Reality had not always matched propaganda for the Soviet partisans. Although official descriptions liked to emphasize how the movement had been planned and was led by the Party, it began chaotically in the early days of the war, when the surprise attack caught many behind enemy lines. Army officers more often than party representatives led the uncoordinated bands, and there was little communication with Moscow. Supplies were pitiful, and many partisans died of the cold and hunger, or when attacks they mounted with mere rifles left them with untreatable wounded. Relations with local populations were uncertain, since partisans dealt with peasants who still remembered collectivization, or non-Russian Slavs with uncertain loyalty to the Soviet order. Although tales of heroism, such as that of Zoya Kosmodemianskaia, a Komsomol girl dropped behind enemy lines during the Battle of Moscow, and executed with words on loyalty on her lips, were common in the popular press, the reality was much grimmer. Only German brutality and contempt for Slavs made for common cause.
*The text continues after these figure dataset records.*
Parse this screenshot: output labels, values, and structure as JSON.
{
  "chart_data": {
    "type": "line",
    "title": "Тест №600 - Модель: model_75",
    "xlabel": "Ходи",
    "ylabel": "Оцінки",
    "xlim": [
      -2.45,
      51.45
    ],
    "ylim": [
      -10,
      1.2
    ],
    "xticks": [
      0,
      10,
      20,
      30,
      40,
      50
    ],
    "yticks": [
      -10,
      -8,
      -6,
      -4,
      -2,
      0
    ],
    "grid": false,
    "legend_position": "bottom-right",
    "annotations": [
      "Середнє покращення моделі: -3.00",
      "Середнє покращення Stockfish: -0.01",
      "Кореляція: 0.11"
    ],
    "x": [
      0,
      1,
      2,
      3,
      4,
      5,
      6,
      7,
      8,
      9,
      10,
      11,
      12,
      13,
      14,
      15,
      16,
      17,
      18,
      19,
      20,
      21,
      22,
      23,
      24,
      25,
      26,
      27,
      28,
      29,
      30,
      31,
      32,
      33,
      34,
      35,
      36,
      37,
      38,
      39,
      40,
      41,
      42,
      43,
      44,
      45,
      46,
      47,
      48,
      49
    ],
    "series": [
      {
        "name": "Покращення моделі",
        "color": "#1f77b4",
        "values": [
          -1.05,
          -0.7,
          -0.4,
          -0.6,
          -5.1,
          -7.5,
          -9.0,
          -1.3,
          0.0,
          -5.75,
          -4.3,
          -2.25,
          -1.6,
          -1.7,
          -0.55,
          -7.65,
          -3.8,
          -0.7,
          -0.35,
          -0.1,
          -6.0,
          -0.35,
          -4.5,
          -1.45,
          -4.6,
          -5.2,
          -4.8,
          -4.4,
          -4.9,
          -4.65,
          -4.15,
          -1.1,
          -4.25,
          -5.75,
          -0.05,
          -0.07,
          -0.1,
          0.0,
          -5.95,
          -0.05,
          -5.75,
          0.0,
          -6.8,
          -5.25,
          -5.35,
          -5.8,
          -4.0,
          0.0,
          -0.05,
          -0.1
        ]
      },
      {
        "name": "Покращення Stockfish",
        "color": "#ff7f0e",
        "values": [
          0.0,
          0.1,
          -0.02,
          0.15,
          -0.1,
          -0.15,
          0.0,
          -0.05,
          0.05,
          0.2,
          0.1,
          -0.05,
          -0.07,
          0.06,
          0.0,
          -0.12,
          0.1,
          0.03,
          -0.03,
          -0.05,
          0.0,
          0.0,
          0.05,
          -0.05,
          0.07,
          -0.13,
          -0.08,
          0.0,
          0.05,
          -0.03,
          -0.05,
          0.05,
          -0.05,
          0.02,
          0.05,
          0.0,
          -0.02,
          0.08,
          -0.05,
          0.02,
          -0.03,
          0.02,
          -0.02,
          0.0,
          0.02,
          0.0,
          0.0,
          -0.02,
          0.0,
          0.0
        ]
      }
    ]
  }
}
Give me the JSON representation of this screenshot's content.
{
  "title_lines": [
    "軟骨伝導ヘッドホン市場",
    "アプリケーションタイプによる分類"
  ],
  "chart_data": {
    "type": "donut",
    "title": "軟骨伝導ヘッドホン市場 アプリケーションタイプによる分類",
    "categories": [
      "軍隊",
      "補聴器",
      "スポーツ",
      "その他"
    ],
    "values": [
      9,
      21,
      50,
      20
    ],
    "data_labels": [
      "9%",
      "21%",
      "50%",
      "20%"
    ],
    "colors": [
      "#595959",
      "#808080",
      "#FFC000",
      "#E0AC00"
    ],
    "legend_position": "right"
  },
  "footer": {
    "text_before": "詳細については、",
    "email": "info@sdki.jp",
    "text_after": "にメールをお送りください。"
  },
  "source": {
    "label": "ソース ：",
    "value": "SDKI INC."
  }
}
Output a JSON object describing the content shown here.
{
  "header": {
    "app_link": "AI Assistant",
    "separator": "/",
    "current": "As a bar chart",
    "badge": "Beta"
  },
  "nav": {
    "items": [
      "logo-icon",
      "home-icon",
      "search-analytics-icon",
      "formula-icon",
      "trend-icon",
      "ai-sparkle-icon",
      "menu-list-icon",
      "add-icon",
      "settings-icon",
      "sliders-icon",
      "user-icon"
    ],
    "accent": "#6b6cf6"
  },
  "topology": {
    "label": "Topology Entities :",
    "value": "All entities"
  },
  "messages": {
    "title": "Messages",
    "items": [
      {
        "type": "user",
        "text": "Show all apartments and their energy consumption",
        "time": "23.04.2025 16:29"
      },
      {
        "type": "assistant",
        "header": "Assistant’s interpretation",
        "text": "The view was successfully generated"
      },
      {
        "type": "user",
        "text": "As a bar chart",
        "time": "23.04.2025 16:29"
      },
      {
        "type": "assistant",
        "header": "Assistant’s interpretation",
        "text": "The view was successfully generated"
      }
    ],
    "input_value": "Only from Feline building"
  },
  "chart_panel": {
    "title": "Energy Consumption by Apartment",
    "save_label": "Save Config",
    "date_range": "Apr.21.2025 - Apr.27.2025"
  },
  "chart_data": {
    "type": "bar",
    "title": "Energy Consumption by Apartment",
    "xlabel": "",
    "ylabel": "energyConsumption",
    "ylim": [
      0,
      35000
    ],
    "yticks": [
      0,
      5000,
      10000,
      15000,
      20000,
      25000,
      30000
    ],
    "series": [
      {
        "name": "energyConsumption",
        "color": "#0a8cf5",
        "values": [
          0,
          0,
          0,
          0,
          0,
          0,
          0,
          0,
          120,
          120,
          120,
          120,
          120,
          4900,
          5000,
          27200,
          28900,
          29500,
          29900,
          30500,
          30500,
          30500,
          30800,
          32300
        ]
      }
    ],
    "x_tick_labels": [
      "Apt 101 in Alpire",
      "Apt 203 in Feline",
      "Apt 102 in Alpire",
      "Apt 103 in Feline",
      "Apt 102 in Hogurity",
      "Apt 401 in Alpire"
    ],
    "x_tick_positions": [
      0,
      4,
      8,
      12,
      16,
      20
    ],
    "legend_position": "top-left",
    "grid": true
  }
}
Reintegrating the older partisan survivors, who were accustomed to autonomy and had a tremendous sense of their own worth, back into the Soviet system was not easy. Scarred physically and emotionally, their vengeance against traitors and German collaborators could be fierce. Newer recruits merged easily into the Soviet Army as their territory was liberated, but the older partisans, who remembered a period when they seemed abandoned by the Soviet state, did not always. In Ukraine, partisan bands dedicated to an independent homeland turned their guns against Soviet troops when they arrived, and a new partisan war against Soviet power ensued for several years after German surrender in 1945.